Dongeng oleh Agung Bawantara
Di sebuah hutan lebat di kaki Gunung Gambro, hidup seekor rusa muda bernama Ranu. Ranu adalah rusa yang penuh semangat dan selalu penasaran dengan segala sesuatu di sekelilingnya. Di suatu malam purnama, hewan-hewan di hutan tersebut merayakan pesta bulan. Ranu tak mau ketinggalan, ia bergabung di keramaian para penghuni hutan, di mana cahaya kunang-kunang menyemarakkan malam yang riuh dengan nyanyian jengkerik dan binatang malam lainnya.
Di tempat pesta, Ranu melihat seekor monyet tua yang dikenal sering mencoba ramuan-ramuan aneh dari daun atau getah berbagai tumbuhan di hutan itu. Kadang ramuan itu ia campuri juga dengan getah pohon yang hanya tumbuh di hutan lain. Monyet itu menghampiri Ranu dan menawarkan sebotol air dari daun-daun yang berkilauan. "Minumlah, Ranu," kata monyet tua itu dengan suara yang ramah. "Ini akan membuatmu merasa lebih kuat dan berani."

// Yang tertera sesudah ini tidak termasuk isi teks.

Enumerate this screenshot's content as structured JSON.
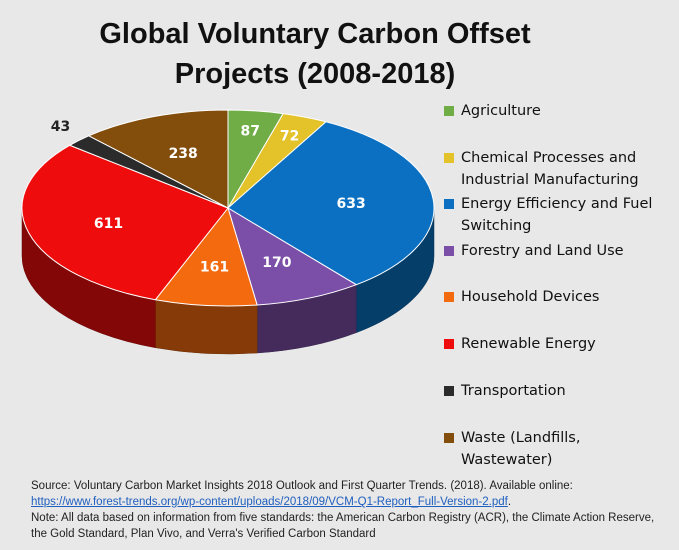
{
  "chart_data": {
    "type": "pie",
    "title_line1": "Global Voluntary Carbon Offset",
    "title_line2": "Projects (2008-2018)",
    "slices": [
      {
        "label": "Agriculture",
        "value": 87,
        "color": "#70ad47"
      },
      {
        "label": "Chemical Processes and Industrial Manufacturing",
        "value": 72,
        "color": "#e4c229"
      },
      {
        "label": "Energy Efficiency and Fuel Switching",
        "value": 633,
        "color": "#0b70c1"
      },
      {
        "label": "Forestry and Land Use",
        "value": 170,
        "color": "#7b4fa8"
      },
      {
        "label": "Household Devices",
        "value": 161,
        "color": "#f46a0e"
      },
      {
        "label": "Renewable Energy",
        "value": 611,
        "color": "#ee0c0c"
      },
      {
        "label": "Transportation",
        "value": 43,
        "color": "#2b2b2b"
      },
      {
        "label": "Waste (Landfills, Wastewater)",
        "value": 238,
        "color": "#834d0c"
      }
    ],
    "legend_position": "right",
    "data_labels": true
  },
  "legend": [
    "Agriculture",
    "Chemical Processes and Industrial Manufacturing",
    "Energy Efficiency and Fuel Switching",
    "Forestry and Land Use",
    "Household Devices",
    "Renewable Energy",
    "Transportation",
    "Waste (Landfills, Wastewater)"
  ],
  "source": {
    "prefix": "Source: Voluntary Carbon Market Insights 2018 Outlook and First Quarter Trends. (2018). Available online:",
    "link": "https://www.forest-trends.org/wp-content/uploads/2018/09/VCM-Q1-Report_Full-Version-2.pdf",
    "link_suffix": ".",
    "note": "Note: All data based on information from five standards: the American Carbon Registry (ACR), the Climate Action Reserve, the Gold Standard, Plan Vivo, and Verra's Verified Carbon Standard"
  }
}
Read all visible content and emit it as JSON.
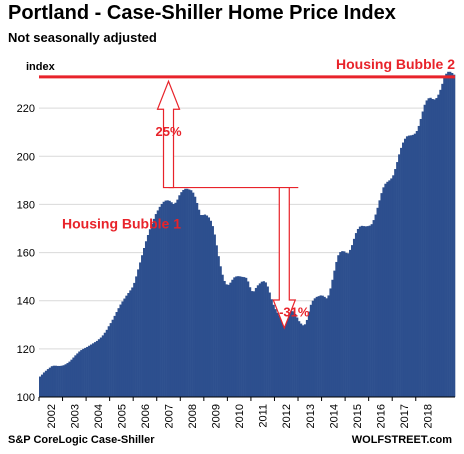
{
  "title": "Portland - Case-Shiller Home Price Index",
  "subtitle": "Not seasonally adjusted",
  "source_left": "S&P CoreLogic Case-Shiller",
  "source_right": "WOLFSTREET.com",
  "colors": {
    "bar": "#2d4f8e",
    "annotation": "#e8232a",
    "grid": "#d9d9d9",
    "axis_text": "#000000"
  },
  "chart_data": {
    "type": "bar",
    "ylabel": "index",
    "xlabel": "",
    "ylim": [
      100,
      240
    ],
    "yticks": [
      100,
      120,
      140,
      160,
      180,
      200,
      220
    ],
    "grid": "horizontal",
    "x_start": "2002-01",
    "frequency": "monthly",
    "xtick_labels": [
      "2002",
      "2003",
      "2004",
      "2005",
      "2006",
      "2007",
      "2008",
      "2009",
      "2010",
      "2011",
      "2012",
      "2013",
      "2014",
      "2015",
      "2016",
      "2017",
      "2018"
    ],
    "values": [
      108.5,
      109.3,
      110.2,
      110.9,
      111.6,
      112.2,
      112.8,
      113.0,
      113.0,
      112.9,
      112.9,
      113.0,
      113.2,
      113.6,
      114.1,
      114.7,
      115.5,
      116.4,
      117.3,
      118.1,
      118.9,
      119.5,
      120.0,
      120.4,
      120.8,
      121.3,
      121.8,
      122.3,
      122.8,
      123.3,
      124.0,
      124.7,
      125.6,
      126.7,
      127.9,
      129.4,
      130.7,
      132.1,
      133.7,
      135.3,
      136.9,
      138.4,
      139.7,
      140.9,
      142.1,
      143.2,
      144.3,
      145.5,
      147.4,
      150.1,
      153.0,
      155.9,
      158.9,
      161.9,
      164.7,
      167.3,
      169.7,
      171.9,
      174.0,
      176.0,
      177.5,
      179.0,
      180.2,
      181.1,
      181.6,
      181.7,
      181.5,
      180.9,
      180.2,
      180.7,
      182.0,
      183.8,
      185.1,
      186.0,
      186.5,
      186.5,
      186.2,
      185.9,
      184.9,
      183.2,
      180.6,
      177.8,
      175.6,
      175.6,
      175.8,
      175.4,
      174.6,
      173.2,
      171.0,
      167.5,
      163.0,
      158.5,
      154.3,
      150.8,
      148.2,
      146.8,
      146.6,
      147.5,
      148.7,
      149.7,
      150.1,
      150.2,
      150.1,
      149.9,
      149.8,
      149.5,
      148.0,
      145.6,
      144.0,
      143.9,
      145.3,
      146.4,
      147.2,
      147.9,
      148.1,
      147.6,
      145.9,
      143.4,
      140.6,
      138.3,
      136.5,
      135.0,
      133.8,
      133.2,
      133.6,
      134.6,
      135.3,
      135.7,
      135.9,
      135.6,
      134.5,
      133.0,
      131.5,
      130.5,
      129.8,
      130.2,
      132.0,
      135.5,
      138.3,
      140.0,
      141.0,
      141.6,
      141.9,
      142.2,
      142.1,
      141.6,
      141.0,
      142.2,
      145.1,
      148.7,
      152.5,
      156.1,
      158.9,
      160.2,
      160.6,
      160.5,
      159.9,
      159.7,
      161.1,
      163.1,
      165.7,
      168.1,
      169.8,
      170.8,
      171.1,
      171.0,
      170.9,
      171.0,
      171.2,
      171.8,
      173.5,
      175.8,
      178.6,
      181.7,
      184.7,
      187.1,
      188.6,
      189.4,
      190.0,
      190.8,
      192.1,
      194.7,
      197.6,
      200.8,
      203.5,
      205.7,
      207.3,
      208.3,
      208.6,
      208.7,
      208.9,
      209.4,
      210.5,
      212.6,
      215.5,
      218.6,
      221.4,
      223.2,
      224.1,
      224.3,
      223.8,
      223.6,
      224.2,
      225.6,
      227.6,
      230.1,
      232.6,
      234.3,
      235.1,
      235.1,
      234.6,
      233.9
    ],
    "annotations": [
      {
        "text": "Housing Bubble 1",
        "role": "label"
      },
      {
        "text": "Housing Bubble 2",
        "role": "label"
      },
      {
        "text": "25%",
        "role": "arrow-up",
        "from_value": 187.0,
        "to_value": 234.5
      },
      {
        "text": "-31%",
        "role": "arrow-down",
        "from_value": 187.0,
        "to_value": 129.5
      }
    ],
    "reference_lines": [
      {
        "y": 187.0,
        "style": "red-outline"
      },
      {
        "y": 233.0,
        "style": "red-solid"
      }
    ]
  }
}
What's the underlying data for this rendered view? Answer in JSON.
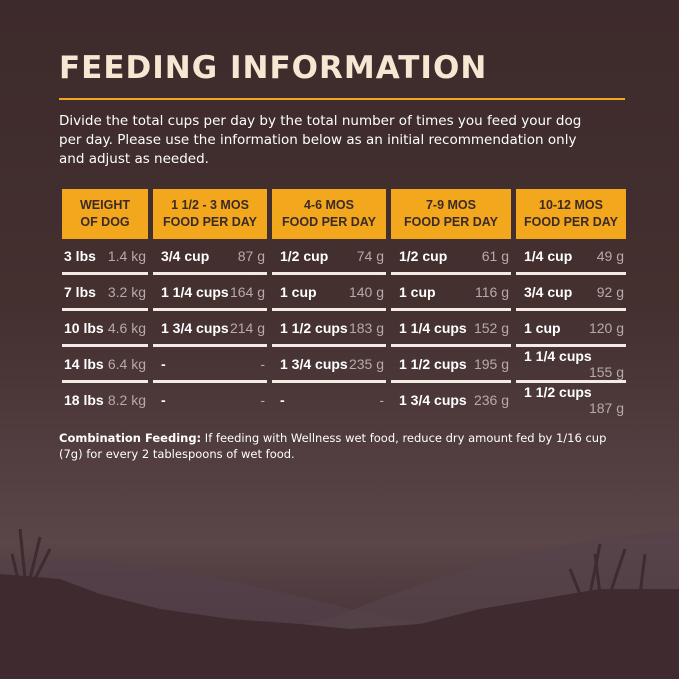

Ranu yang penasaran langsung meneguk air itu. Ia merasakan kenikmatan pada tegukan pertama, dan semakin nikmat pada tegukan berikutnya. Setelah beberapa saat, Ranu merasa kepalanya ringan dan langkahnya menjadi goyah. Untuk ikut berjoget bersama-sama dengan hewan lain di puncak acara pesta, ia tak mampu. Ia hanya duduk saja menyaksikan kegembiraan teman-temannya dengan pandangan yang kabur.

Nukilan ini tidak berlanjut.